In the end, however, Thomas was allowed to hide behind the standard Republican myth, the myth he had himself so often denounced, because none of the senators insisted on what is obvious: that the Supreme Court is necessarily a forum of principle where the justices’ own convictions about the most fundamental issues of democracy and justice will often be decisive of what the Court decides. I do not mean to endorse Thomas’s own interpretative natural law view, which, as he explained it in his articles, makes only the justices’ opinions about objective moral reality pertinent to their decisions.

He ignored a crucial requirement of constitutional adjudication: Supreme Court justices, like all judges, must always respect the integrity of the law, which means that they must not deploy moral principles, no matter how much they are personally committed to such principles, that cannot be defended as consistent with the general history of past Supreme Court decisions and the general structure of American political practice.13 But very often sharply different political principles, which recommend very different results in a new case, can both be seen as consistent with the past, and justices then have no choice but to decide for themselves which to prefer on general grounds of political morality.

In the Griswold case, for example, in which the Supreme Court announced the right to privacy which figures so prominently in the abortion controversy, both the principle that individuals have a right to be sovereign over personal decisions central to their moral personality, and the principle that they do not, had support in different parts of constitutional history. The Court’s decision, in favor of some form of that right, was necessarily based on the justices’ own sense that the right of privacy is not simply something some citizens are anxious to have but is rather a central feature of any genuinely free society.

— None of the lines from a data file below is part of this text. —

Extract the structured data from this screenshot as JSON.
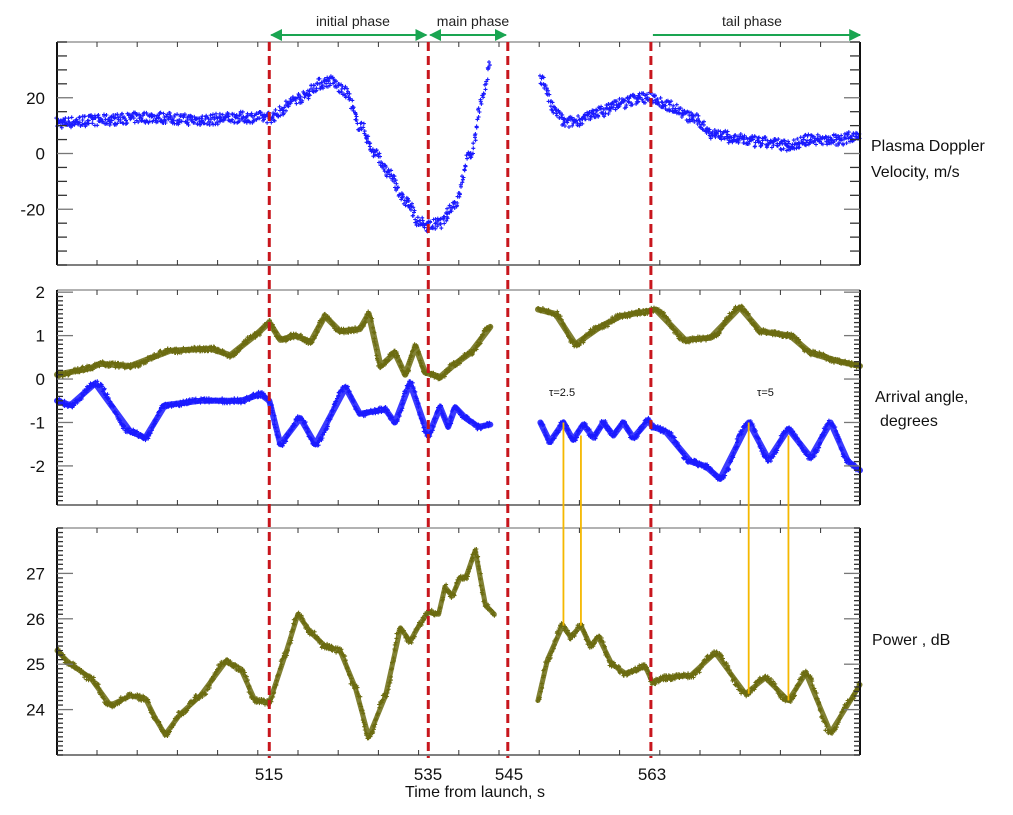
{
  "chart_data": {
    "type": "scatter",
    "xlabel": "Time from launch, s",
    "xlim": [
      488.3,
      589.3
    ],
    "x_tick_labels": [
      "515",
      "535",
      "545",
      "563"
    ],
    "phase_markers": [
      515,
      535,
      545,
      563
    ],
    "phases": [
      {
        "label": "initial phase",
        "from": 515,
        "to": 535
      },
      {
        "label": "main phase",
        "from": 535,
        "to": 545
      },
      {
        "label": "tail phase",
        "from": 563,
        "to": 589.3
      }
    ],
    "colors": {
      "velocity": "#1a1aff",
      "arrival_upper": "#6b6b10",
      "arrival_lower": "#1a1aff",
      "power": "#6b6b10",
      "marker": "#c8161d",
      "phase_arrow": "#1aa551",
      "period": "#f5b800"
    },
    "panels": [
      {
        "ylabel_line1": "Plasma Doppler",
        "ylabel_line2": "Velocity, m/s",
        "ylim": [
          -40,
          40
        ],
        "y_ticks": [
          20,
          0,
          -20
        ],
        "y_tick_labels": [
          "20",
          "0",
          "-20"
        ],
        "series": [
          {
            "name": "velocity",
            "points": [
              [
                488.3,
                11
              ],
              [
                493.7,
                12
              ],
              [
                500,
                13
              ],
              [
                506.3,
                12
              ],
              [
                511.4,
                13
              ],
              [
                515,
                13
              ],
              [
                518.9,
                20
              ],
              [
                521.4,
                25
              ],
              [
                522.7,
                26
              ],
              [
                524.6,
                22
              ],
              [
                526.4,
                10
              ],
              [
                528.3,
                0
              ],
              [
                530.2,
                -8
              ],
              [
                532.1,
                -17
              ],
              [
                534,
                -25
              ],
              [
                535,
                -26
              ],
              [
                536.5,
                -25
              ],
              [
                538.4,
                -18
              ],
              [
                540.3,
                0
              ],
              [
                541.9,
                20
              ],
              [
                542.8,
                33
              ],
              null,
              [
                549.1,
                27
              ],
              [
                551,
                15
              ],
              [
                552.2,
                11
              ],
              [
                554.1,
                12
              ],
              [
                556.6,
                15
              ],
              [
                559.2,
                18
              ],
              [
                561.7,
                20
              ],
              [
                563.2,
                20
              ],
              [
                565.4,
                17
              ],
              [
                568,
                13
              ],
              [
                571.1,
                7
              ],
              [
                574.2,
                5
              ],
              [
                576.8,
                4
              ],
              [
                580.5,
                3
              ],
              [
                583.1,
                5
              ],
              [
                586.8,
                5
              ],
              [
                589.3,
                7
              ]
            ]
          }
        ]
      },
      {
        "ylabel_line1": "Arrival angle,",
        "ylabel_line2": "degrees",
        "ylim": [
          -2.9,
          2.05
        ],
        "y_ticks": [
          2,
          1,
          0,
          -1,
          -2
        ],
        "y_tick_labels": [
          "2",
          "1",
          "0",
          "-1",
          "-2"
        ],
        "annotations": [
          {
            "text": "τ=2.5",
            "x": 549.5,
            "y": -0.25
          },
          {
            "text": "τ=5",
            "x": 576.0,
            "y": -0.25
          }
        ],
        "series": [
          {
            "name": "arrival_upper",
            "points": [
              [
                488.3,
                0.1
              ],
              [
                492.5,
                0.25
              ],
              [
                493.7,
                0.35
              ],
              [
                497.5,
                0.3
              ],
              [
                502.5,
                0.65
              ],
              [
                507.6,
                0.7
              ],
              [
                510.1,
                0.55
              ],
              [
                513.2,
                1.0
              ],
              [
                515,
                1.3
              ],
              [
                516.4,
                0.9
              ],
              [
                518.3,
                1.0
              ],
              [
                520.2,
                0.85
              ],
              [
                522,
                1.45
              ],
              [
                523.9,
                1.1
              ],
              [
                526.4,
                1.15
              ],
              [
                527.5,
                1.5
              ],
              [
                529,
                0.3
              ],
              [
                530.8,
                0.6
              ],
              [
                532.1,
                0.1
              ],
              [
                533.4,
                0.75
              ],
              [
                534.6,
                0.15
              ],
              [
                536.5,
                0.05
              ],
              [
                538.4,
                0.35
              ],
              [
                540.3,
                0.6
              ],
              [
                542.8,
                1.2
              ],
              null,
              [
                548.8,
                1.6
              ],
              [
                551,
                1.5
              ],
              [
                553.5,
                0.8
              ],
              [
                556.6,
                1.2
              ],
              [
                559.2,
                1.45
              ],
              [
                562.3,
                1.55
              ],
              [
                563.6,
                1.6
              ],
              [
                567.3,
                0.9
              ],
              [
                570.5,
                0.95
              ],
              [
                574.2,
                1.65
              ],
              [
                576.8,
                1.1
              ],
              [
                580.5,
                1.0
              ],
              [
                583.1,
                0.6
              ],
              [
                586.8,
                0.4
              ],
              [
                589.3,
                0.3
              ]
            ]
          },
          {
            "name": "arrival_lower",
            "points": [
              [
                488.3,
                -0.5
              ],
              [
                490,
                -0.6
              ],
              [
                493.1,
                -0.1
              ],
              [
                497.5,
                -1.2
              ],
              [
                499.4,
                -1.35
              ],
              [
                501.9,
                -0.6
              ],
              [
                506.3,
                -0.5
              ],
              [
                511.4,
                -0.5
              ],
              [
                513.9,
                -0.35
              ],
              [
                515,
                -0.5
              ],
              [
                516.4,
                -1.5
              ],
              [
                518.9,
                -0.9
              ],
              [
                520.8,
                -1.5
              ],
              [
                524.6,
                -0.2
              ],
              [
                526.4,
                -0.8
              ],
              [
                529.6,
                -0.7
              ],
              [
                530.8,
                -1.0
              ],
              [
                532.7,
                -0.1
              ],
              [
                535,
                -1.3
              ],
              [
                536.5,
                -0.65
              ],
              [
                537.5,
                -1.1
              ],
              [
                538.4,
                -0.65
              ],
              [
                539.7,
                -0.9
              ],
              [
                541.3,
                -1.1
              ],
              [
                542.8,
                -1.05
              ],
              null,
              [
                549.1,
                -1.0
              ],
              [
                550.3,
                -1.45
              ],
              [
                552,
                -1.0
              ],
              [
                553.2,
                -1.4
              ],
              [
                554.5,
                -1.05
              ],
              [
                555.8,
                -1.35
              ],
              [
                557,
                -1.0
              ],
              [
                558.3,
                -1.3
              ],
              [
                559.5,
                -1.0
              ],
              [
                560.8,
                -1.35
              ],
              [
                562.7,
                -0.95
              ],
              [
                563.2,
                -1.1
              ],
              [
                564.8,
                -1.2
              ],
              [
                568,
                -1.9
              ],
              [
                569.8,
                -2.0
              ],
              [
                571.7,
                -2.3
              ],
              [
                575.3,
                -1.0
              ],
              [
                577.8,
                -1.85
              ],
              [
                580.3,
                -1.15
              ],
              [
                583.1,
                -1.8
              ],
              [
                585.6,
                -1.0
              ],
              [
                587.8,
                -1.9
              ],
              [
                589.3,
                -2.1
              ]
            ]
          }
        ]
      },
      {
        "ylabel_line1": "Power , dB",
        "ylim": [
          23,
          28
        ],
        "y_ticks": [
          27,
          26,
          25,
          24
        ],
        "y_tick_labels": [
          "27",
          "26",
          "25",
          "24"
        ],
        "series": [
          {
            "name": "power",
            "points": [
              [
                488.3,
                25.3
              ],
              [
                490,
                25.0
              ],
              [
                492.5,
                24.7
              ],
              [
                495,
                24.1
              ],
              [
                497.5,
                24.3
              ],
              [
                499.4,
                24.25
              ],
              [
                500.7,
                23.8
              ],
              [
                501.9,
                23.45
              ],
              [
                503.8,
                23.9
              ],
              [
                506.3,
                24.3
              ],
              [
                509.5,
                25.05
              ],
              [
                511.4,
                24.9
              ],
              [
                513.2,
                24.2
              ],
              [
                515,
                24.15
              ],
              [
                517,
                25.2
              ],
              [
                518.6,
                26.1
              ],
              [
                520.2,
                25.7
              ],
              [
                522,
                25.4
              ],
              [
                523.9,
                25.3
              ],
              [
                525.8,
                24.5
              ],
              [
                527.5,
                23.4
              ],
              [
                529.6,
                24.3
              ],
              [
                531.5,
                25.8
              ],
              [
                532.7,
                25.5
              ],
              [
                534,
                25.9
              ],
              [
                535,
                26.15
              ],
              [
                536.3,
                26.1
              ],
              [
                537.1,
                26.7
              ],
              [
                538,
                26.5
              ],
              [
                539,
                26.9
              ],
              [
                539.7,
                26.9
              ],
              [
                540.9,
                27.5
              ],
              [
                542.2,
                26.3
              ],
              [
                543.3,
                26.1
              ],
              null,
              [
                548.8,
                24.2
              ],
              [
                550,
                25.1
              ],
              [
                551.9,
                25.85
              ],
              [
                552.9,
                25.6
              ],
              [
                554.2,
                25.85
              ],
              [
                555.4,
                25.4
              ],
              [
                556.4,
                25.6
              ],
              [
                558.1,
                25.0
              ],
              [
                559.8,
                24.8
              ],
              [
                562.3,
                24.95
              ],
              [
                563.2,
                24.6
              ],
              [
                564.8,
                24.7
              ],
              [
                568,
                24.75
              ],
              [
                571.1,
                25.25
              ],
              [
                574.9,
                24.35
              ],
              [
                577.4,
                24.7
              ],
              [
                580.3,
                24.2
              ],
              [
                582.5,
                24.8
              ],
              [
                585.6,
                23.5
              ],
              [
                588.1,
                24.2
              ],
              [
                589.3,
                24.55
              ]
            ]
          }
        ]
      }
    ],
    "period_lines": [
      {
        "t": 552.0,
        "from_angle": -1.0,
        "to_power": 25.85
      },
      {
        "t": 554.2,
        "from_angle": -1.3,
        "to_power": 25.85
      },
      {
        "t": 575.3,
        "from_angle": -1.0,
        "to_power": 24.35
      },
      {
        "t": 580.3,
        "from_angle": -1.3,
        "to_power": 24.2
      }
    ]
  }
}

No doubt many people, perhaps including many senators, prefer the myth of morally neutral adjudication to that more complex but more accurate description of how justices interpret the Constitution. But we can no longer afford whatever comfort the myth may give us. Successive Republican administrations have campaigned to capture the Supreme Court for their right-wing constituencies for the next generation. Conservatives used to say that they were taking the Supreme Court away from the elitist liberals and handing it back to the people. But the Bork defeat showed that they were wrong about the kind of Constitution the people actually want.

If Thomas is confirmed, it will make plain what the Kennedy and Souter appointments suggested—that further right-wing appointments to the Court are much more likely to succeed if the nominees’ convictions and intentions are kept hidden from the public. The Senate’s constitutional role requires it to combat that unattractive strategy by refusing to let nominees picked for their politics hide behind the myth that politics never matter. Next time the myth should be attacked directly, by senators or committee counsel who can explain to the public why constitutional philosophy matters very much, and why nominees who say they have none are unfit for the job they want.